Williams’ argument for denial included the observation that the rights that the unnamed company filed suit to protect and the information that consumer groups’ sought to unseal are “inextricably intertwined.” He said that the decision thus must be on jurisdictional considerations and asserted that his court has jurisdiction to “issue postappeal decisions that act in aid of the appeal.”

 

He concluded, “Here, a narrow decision vacating the Court’s Order conditionally granting the Consumer Groups’ Motion to Intervene acts to aid the Fourth Circuit’s resolution of the appeal by making it clear that…the Court does not believe that this is an appropriate case for permissive intervention.”

 

Williams also denied a previous request by the unnamed company for allowance of sole discretion to reveal specific information if “certain events unfolded,” pointing out that the “emergency situation that Plaintiff contemplated has not materialized.”

 

The case, Company Doe v.

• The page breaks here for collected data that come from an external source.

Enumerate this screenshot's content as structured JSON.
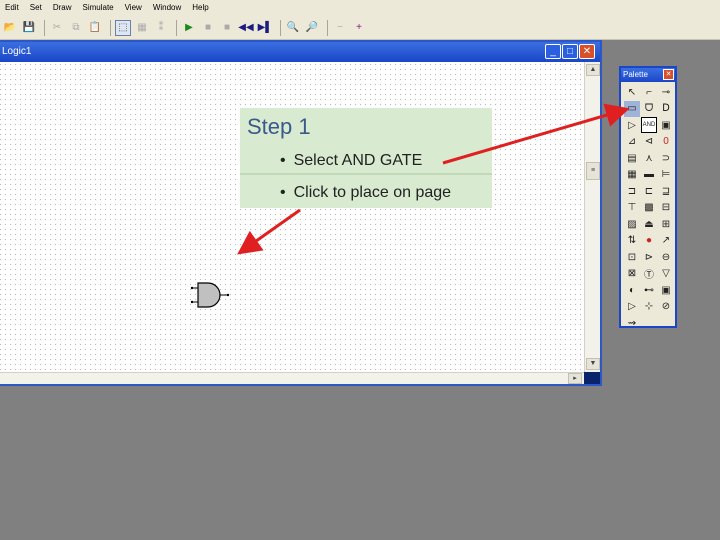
{
  "menu": [
    "Edit",
    "Set",
    "Draw",
    "Simulate",
    "View",
    "Window",
    "Help"
  ],
  "toolbar": {
    "buttons": [
      {
        "name": "open-icon",
        "glyph": "📂"
      },
      {
        "name": "save-icon",
        "glyph": "💾"
      },
      {
        "name": "cut-icon",
        "glyph": "✂"
      },
      {
        "name": "copy-icon",
        "glyph": "⧉"
      },
      {
        "name": "paste-icon",
        "glyph": "📋"
      },
      {
        "name": "select-tool-icon",
        "glyph": "⬚"
      },
      {
        "name": "tool-b-icon",
        "glyph": "▦"
      },
      {
        "name": "tool-c-icon",
        "glyph": "⁑"
      },
      {
        "name": "play-icon",
        "glyph": "▶"
      },
      {
        "name": "stop-icon",
        "glyph": "■"
      },
      {
        "name": "pause-icon",
        "glyph": "■"
      },
      {
        "name": "rewind-icon",
        "glyph": "◀◀"
      },
      {
        "name": "step-icon",
        "glyph": "▶▌"
      },
      {
        "name": "zoom-in-icon",
        "glyph": "🔍"
      },
      {
        "name": "zoom-out-icon",
        "glyph": "🔎"
      },
      {
        "name": "minus-icon",
        "glyph": "−"
      },
      {
        "name": "plus-icon",
        "glyph": "+"
      }
    ]
  },
  "window": {
    "title": "Logic1",
    "minimize": "_",
    "maximize": "□",
    "close": "✕"
  },
  "callout": {
    "title": "Step 1",
    "bullet": "•",
    "bullets": [
      "Select AND GATE",
      "Click to place on page"
    ]
  },
  "palette": {
    "title": "Palette",
    "close": "✕",
    "items": [
      "↖",
      "⌐",
      "⊸",
      "▭",
      "ᗜ",
      "ᗞ",
      "▷",
      "AND",
      "▣",
      "⊿",
      "⊲",
      "0",
      "▤",
      "⋏",
      "⊃",
      "▦",
      "▬",
      "⊨",
      "⊐",
      "⊏",
      "⊒",
      "⊤",
      "▩",
      "⊟",
      "▨",
      "⏏",
      "⊞",
      "⇅",
      "●",
      "↗",
      "⊡",
      "⊳",
      "⊖",
      "⊠",
      "Ⓣ",
      "▽",
      "◐",
      "⊷",
      "▣",
      "▷",
      "⊹",
      "⊘",
      "⇝",
      "",
      ""
    ]
  },
  "colors": {
    "accent": "#1a46c8",
    "callout_bg": "#d8ead0",
    "arrow": "#e02020"
  }
}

Tenenbaum et al., filed in 2011 (PSL, 10/12/11, p. 1), involves a company’s action to bar disclosure of a report posted on the saferproducts.gov database. The company asserted that the agency had received information showing the report to be materially inaccurate.

 

The court placed the company’s identity and other information about the situation under seal, pending the outcome of the case, because revealing it would have been tantamount to denial. The court found for the company, calling CPSC’s actions “arbitrary and capricious” (PSL, 10/29/12, p. 1).

 

CPSC and the Department of Justice initially intended to appeal but did not, leaving Consumer Federation of America, Consumers Union and Public Citizen alone to pursue their appeal to unseal the documents (PSL, 12/24/12, p. 1).

 

The groups argue that the company’s interest in protecting its reputation meets neither the First Amendment compelling interest test nor a common law standard or secrecy. They also argue that sealing the case violates the common law right of access.